— Вообще-то приходили разные люди, но чаще всех трое. Один, я уже говорила, Маркел. Другой — высокий молодой человек в очках. Довольно симпатичный. Зовут его Игорем Николаевичем. Третий весь такой заграничный, но воспитанный — не пройдет, чтобы не поздороваться. Имени его ни разу не слышала. Но в интересующие вас дни я их не видела.
— Евгения Осиповна, вы не знаете, где сейчас находится жена Олега Григорьевича? — спросила Миронова.
— Галина Ивановна с Лидочкой улетела тридцать первого декабря утром в Ленинград, погостить у матери. Надо вызвать бедняжку.
— Это мы сделаем сами. Спасибо, Евгения Осиповна.

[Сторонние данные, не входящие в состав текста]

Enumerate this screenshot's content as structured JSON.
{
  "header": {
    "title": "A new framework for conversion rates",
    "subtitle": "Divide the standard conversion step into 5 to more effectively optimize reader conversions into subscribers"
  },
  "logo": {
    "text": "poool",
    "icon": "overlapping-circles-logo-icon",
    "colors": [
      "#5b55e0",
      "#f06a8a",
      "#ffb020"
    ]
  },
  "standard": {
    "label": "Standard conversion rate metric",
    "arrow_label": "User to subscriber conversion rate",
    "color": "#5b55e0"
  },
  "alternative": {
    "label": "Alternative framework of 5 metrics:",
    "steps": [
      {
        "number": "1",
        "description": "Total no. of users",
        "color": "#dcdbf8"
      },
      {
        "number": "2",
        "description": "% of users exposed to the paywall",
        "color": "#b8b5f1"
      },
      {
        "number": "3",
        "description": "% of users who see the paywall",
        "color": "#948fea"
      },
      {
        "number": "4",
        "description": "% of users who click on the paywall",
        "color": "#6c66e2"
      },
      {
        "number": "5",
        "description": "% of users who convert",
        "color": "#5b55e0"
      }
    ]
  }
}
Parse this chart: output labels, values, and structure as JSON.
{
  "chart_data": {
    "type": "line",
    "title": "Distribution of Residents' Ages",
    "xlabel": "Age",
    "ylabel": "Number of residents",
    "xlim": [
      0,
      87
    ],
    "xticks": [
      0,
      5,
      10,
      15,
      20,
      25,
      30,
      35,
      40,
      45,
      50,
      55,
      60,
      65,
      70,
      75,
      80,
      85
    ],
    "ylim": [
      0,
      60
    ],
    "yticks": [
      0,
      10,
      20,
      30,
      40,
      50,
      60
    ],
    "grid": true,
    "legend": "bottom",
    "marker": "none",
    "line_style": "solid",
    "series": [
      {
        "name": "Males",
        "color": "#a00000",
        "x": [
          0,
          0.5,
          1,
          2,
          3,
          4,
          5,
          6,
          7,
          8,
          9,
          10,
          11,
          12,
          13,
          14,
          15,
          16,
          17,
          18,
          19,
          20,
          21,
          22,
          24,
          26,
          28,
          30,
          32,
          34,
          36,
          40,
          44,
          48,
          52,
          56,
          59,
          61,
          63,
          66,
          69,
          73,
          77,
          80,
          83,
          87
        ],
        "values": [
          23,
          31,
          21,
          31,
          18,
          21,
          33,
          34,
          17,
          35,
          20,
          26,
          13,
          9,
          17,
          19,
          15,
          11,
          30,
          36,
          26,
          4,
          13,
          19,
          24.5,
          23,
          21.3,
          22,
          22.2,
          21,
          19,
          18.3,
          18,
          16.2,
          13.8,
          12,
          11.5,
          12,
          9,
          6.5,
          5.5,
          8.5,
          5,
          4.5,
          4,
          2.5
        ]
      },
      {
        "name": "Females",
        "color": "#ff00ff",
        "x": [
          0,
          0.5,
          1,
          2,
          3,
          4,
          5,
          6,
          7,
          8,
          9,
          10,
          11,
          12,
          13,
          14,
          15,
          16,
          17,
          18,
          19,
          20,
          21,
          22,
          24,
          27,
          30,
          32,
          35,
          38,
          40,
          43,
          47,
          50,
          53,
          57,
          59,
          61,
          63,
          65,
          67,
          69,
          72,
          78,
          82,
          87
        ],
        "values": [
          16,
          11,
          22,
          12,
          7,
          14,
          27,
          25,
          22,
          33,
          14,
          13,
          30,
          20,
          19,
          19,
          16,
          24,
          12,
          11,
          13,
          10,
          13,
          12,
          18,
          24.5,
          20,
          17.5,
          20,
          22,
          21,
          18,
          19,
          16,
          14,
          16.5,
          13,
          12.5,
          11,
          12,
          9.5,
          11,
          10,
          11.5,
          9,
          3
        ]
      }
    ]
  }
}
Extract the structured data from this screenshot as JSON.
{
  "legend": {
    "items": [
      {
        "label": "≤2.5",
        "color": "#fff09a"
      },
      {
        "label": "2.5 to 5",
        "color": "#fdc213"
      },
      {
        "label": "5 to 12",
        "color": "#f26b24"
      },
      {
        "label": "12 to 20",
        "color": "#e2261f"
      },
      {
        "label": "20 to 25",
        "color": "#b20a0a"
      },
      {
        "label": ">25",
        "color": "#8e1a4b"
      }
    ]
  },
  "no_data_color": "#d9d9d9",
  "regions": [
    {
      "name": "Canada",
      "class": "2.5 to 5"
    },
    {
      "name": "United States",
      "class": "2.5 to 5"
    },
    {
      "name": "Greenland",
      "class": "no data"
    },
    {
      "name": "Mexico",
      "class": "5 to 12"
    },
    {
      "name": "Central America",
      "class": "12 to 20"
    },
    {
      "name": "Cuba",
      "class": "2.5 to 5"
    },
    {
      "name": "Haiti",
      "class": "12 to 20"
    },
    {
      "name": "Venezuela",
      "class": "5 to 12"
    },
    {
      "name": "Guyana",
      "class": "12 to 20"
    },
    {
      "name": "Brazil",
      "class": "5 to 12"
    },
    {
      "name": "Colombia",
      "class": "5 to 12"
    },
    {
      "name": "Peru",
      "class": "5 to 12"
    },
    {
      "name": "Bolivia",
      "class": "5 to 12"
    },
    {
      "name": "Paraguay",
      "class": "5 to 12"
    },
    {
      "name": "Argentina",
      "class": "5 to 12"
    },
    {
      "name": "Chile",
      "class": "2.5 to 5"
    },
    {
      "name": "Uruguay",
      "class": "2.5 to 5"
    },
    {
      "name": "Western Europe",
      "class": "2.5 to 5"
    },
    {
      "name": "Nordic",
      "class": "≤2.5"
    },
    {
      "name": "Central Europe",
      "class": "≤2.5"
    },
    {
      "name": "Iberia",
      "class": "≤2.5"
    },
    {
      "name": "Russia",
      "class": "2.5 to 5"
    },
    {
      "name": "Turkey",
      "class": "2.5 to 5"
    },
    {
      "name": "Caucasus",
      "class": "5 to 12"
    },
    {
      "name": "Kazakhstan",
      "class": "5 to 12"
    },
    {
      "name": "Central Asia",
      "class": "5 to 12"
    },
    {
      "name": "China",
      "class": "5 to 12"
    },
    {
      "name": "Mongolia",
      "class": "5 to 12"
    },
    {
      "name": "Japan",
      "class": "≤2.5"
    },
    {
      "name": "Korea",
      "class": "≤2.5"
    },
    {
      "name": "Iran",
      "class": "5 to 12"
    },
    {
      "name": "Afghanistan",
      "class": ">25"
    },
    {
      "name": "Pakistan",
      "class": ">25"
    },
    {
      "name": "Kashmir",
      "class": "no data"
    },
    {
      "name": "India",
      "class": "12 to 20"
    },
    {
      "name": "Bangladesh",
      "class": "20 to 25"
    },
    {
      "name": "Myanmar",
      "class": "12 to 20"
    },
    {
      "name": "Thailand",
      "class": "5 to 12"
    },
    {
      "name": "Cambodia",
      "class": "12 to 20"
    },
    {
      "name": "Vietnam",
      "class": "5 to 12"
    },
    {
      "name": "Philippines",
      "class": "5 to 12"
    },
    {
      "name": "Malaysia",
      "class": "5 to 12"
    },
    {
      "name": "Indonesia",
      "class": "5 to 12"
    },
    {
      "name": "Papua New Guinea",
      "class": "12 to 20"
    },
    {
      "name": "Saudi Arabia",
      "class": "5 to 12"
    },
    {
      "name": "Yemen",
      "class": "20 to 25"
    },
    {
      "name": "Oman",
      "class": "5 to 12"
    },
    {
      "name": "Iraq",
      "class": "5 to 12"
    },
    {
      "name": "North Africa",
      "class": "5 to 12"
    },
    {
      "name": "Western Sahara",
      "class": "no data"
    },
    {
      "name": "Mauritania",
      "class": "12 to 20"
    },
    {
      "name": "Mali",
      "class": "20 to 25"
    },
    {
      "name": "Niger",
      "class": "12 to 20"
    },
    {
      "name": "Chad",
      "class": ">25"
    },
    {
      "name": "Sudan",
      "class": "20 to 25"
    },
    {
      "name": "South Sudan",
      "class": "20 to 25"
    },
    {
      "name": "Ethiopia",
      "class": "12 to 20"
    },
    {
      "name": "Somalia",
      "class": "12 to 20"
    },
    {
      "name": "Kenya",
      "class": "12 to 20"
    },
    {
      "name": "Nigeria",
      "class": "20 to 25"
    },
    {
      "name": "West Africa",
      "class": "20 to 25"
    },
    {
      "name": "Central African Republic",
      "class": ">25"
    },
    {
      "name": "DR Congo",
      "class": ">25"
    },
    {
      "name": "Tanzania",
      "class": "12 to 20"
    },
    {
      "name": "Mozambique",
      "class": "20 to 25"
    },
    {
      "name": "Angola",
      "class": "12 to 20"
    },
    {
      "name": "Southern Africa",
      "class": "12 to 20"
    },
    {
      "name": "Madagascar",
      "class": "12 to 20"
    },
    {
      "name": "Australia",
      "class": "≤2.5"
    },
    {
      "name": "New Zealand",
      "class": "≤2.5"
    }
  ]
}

Возможно, мы еще раз потревожим вас.
Евгения Осиповна взглянула на труп и сокрушенно покачала головой.
— Не надо оставлять мужей без присмотра. Вот к чему это приводит.
— Скажите, Евгения Осиповна, Олег Григорьевич давно делал ремонт квартиры? — спросил я.
— Позапрошлой осенью, — ответила она.
— Спасибо, Евгения Осиповна, — сказала Миронова и обратилась к Хмелеву: — Проводите, пожалуйста, Евгению Осиповну.
Хмелев кивнул. Мне бы он сказал свое любимое «Понял» — дескать, понял, что его усылают продолжать опрос соседей убитого.
— Итак, судя по кровоподтеку, сопротивлялся, — сказал доктор Никитин, как только Евгения Осиповна и Хмелев ушли. — Его стукнули по голове…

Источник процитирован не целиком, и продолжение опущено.